Amendment to Duke Energy Corporation 2010 Long-Term Incentive Plan

Summary

Duke Energy Corporation has amended its 2010 Long-Term Incentive Plan to adjust the number of shares available and certain award limits, reflecting a 1-for-3 reverse stock split. The changes reduce the maximum number of shares and awards under the plan, effective immediately before the merger with Progress Energy, Inc. All other terms of the plan remain unchanged.

EX-10.3 4 exhibit10.3.htm AMENDMENT TO 2010 LONGTERM INCENTIVE PLAN  

 

AMENDMENT TO
DUKE ENERGY CORPORATION
2010 LONG-TERM INCENTIVE PLAN

                The Duke Energy Corporation 2010 Long-Term Incentive Plan (the "Plan") is hereby amended, effective immediately prior to the "Effective Time" (as defined in the Agreement and Plan of Merger, dated as of January 8, 2011, by and among Duke Energy Corporation ("Duke Energy"), Diamond Acquisition Corporation and Progress Energy, Inc.) to equitably reflect the 1-for-3 reverse stock split with respect to the issued and outstanding Duke Energy common stock, as follows:  

1.             Section 3.1 of the Plan is hereby amended by deleting the number "75,000,000" each place that it appears and replacing it in each case with the number "25,000,000". 

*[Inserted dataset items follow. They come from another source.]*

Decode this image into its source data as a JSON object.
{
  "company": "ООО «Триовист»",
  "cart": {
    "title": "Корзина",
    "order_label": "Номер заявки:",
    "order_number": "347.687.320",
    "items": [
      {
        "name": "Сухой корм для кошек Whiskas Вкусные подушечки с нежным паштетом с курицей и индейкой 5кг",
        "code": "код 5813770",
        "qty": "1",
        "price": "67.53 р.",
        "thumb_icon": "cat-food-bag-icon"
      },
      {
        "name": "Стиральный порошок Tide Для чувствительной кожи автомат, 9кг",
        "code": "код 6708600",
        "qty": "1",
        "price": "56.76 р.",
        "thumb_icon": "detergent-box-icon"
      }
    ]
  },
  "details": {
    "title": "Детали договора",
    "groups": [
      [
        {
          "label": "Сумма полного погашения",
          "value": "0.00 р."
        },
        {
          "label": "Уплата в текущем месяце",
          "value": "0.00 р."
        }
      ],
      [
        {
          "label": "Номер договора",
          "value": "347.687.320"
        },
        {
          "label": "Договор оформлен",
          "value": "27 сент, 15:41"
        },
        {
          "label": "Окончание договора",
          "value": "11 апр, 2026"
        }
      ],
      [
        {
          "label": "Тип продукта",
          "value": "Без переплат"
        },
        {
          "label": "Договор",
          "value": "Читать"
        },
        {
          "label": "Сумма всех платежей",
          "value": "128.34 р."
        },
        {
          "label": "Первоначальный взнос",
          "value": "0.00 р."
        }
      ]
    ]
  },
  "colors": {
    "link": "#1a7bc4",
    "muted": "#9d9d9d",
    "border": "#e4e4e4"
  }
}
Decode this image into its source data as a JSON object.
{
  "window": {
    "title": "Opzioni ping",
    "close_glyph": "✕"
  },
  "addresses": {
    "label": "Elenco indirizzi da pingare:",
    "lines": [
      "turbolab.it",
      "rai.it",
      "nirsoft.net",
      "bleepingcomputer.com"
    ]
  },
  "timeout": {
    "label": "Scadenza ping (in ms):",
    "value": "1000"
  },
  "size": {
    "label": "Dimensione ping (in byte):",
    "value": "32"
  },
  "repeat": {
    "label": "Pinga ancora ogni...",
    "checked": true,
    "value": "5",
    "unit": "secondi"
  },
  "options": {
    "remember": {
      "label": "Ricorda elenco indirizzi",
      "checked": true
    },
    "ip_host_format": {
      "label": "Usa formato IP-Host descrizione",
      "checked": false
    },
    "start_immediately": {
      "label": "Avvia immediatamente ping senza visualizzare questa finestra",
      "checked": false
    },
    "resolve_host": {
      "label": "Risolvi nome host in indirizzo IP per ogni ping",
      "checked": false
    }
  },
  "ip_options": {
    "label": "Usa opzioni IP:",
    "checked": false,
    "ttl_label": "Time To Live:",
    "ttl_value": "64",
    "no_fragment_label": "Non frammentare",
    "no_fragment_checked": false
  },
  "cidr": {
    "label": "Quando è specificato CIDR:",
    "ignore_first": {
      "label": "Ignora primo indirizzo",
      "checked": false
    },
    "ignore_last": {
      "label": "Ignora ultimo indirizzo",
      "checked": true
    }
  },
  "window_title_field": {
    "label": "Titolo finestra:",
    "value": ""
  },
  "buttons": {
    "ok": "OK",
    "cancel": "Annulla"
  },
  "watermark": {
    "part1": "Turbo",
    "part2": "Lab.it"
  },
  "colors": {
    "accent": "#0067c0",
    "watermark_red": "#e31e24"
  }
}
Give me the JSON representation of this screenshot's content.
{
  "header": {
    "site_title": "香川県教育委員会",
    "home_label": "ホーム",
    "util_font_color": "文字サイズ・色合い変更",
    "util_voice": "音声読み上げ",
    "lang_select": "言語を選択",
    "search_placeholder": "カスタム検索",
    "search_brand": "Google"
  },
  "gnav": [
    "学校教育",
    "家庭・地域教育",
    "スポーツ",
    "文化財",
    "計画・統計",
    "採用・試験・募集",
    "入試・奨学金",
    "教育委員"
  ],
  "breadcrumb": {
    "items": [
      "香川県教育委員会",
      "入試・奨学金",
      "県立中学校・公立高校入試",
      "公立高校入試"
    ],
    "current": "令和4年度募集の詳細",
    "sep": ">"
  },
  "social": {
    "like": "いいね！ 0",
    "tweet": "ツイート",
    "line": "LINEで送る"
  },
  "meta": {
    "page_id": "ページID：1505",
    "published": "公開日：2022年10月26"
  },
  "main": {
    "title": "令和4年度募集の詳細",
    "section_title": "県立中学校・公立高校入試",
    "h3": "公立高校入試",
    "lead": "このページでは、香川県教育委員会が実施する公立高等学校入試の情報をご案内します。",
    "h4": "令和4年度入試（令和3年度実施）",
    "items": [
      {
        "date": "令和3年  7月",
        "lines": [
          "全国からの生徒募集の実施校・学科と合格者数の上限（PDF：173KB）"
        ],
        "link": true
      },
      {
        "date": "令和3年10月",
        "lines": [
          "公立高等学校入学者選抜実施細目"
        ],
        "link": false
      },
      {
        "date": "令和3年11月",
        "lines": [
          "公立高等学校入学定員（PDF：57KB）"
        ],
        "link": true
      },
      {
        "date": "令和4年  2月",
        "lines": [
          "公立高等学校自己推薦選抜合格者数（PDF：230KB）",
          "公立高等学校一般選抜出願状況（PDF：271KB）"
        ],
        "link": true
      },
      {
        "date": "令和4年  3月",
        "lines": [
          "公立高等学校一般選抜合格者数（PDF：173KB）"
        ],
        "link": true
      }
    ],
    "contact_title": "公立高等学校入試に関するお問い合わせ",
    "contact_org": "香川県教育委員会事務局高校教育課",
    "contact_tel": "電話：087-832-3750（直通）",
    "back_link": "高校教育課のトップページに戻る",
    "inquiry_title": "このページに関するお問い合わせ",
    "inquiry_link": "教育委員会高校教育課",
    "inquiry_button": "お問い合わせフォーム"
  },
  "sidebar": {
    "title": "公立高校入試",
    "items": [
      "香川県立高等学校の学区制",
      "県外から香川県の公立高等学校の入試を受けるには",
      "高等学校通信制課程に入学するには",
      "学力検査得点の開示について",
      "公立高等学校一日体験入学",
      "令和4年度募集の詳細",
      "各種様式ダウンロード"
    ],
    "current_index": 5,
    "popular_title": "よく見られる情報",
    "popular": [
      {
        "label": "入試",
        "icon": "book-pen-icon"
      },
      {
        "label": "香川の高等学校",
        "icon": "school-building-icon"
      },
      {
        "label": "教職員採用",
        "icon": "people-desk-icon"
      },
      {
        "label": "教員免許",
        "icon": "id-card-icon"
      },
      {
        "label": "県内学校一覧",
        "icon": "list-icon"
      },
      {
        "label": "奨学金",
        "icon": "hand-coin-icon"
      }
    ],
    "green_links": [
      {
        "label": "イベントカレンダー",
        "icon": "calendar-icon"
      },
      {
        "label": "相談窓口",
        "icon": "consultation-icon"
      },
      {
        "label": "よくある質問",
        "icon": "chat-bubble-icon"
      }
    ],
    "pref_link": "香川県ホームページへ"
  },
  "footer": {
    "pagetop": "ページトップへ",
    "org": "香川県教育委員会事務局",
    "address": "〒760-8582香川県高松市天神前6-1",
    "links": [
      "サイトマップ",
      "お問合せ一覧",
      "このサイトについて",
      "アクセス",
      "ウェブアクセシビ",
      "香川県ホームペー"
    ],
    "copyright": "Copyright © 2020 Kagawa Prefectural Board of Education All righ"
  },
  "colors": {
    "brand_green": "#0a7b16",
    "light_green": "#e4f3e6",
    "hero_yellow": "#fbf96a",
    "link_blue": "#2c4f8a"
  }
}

2.             Each of Sections 6.1 and 7.1 of the Plan is hereby amended by deleting the number "3,000,000" and replacing it with the number "1,000,000".

3.          Each of Sections 8.2 and 9.4 of the Plan is hereby amended by deleting the number "600,000" and replacing it with the number "200,000".

4.            Except as explicitly set forth herein, the Plan will remain in full force and effect.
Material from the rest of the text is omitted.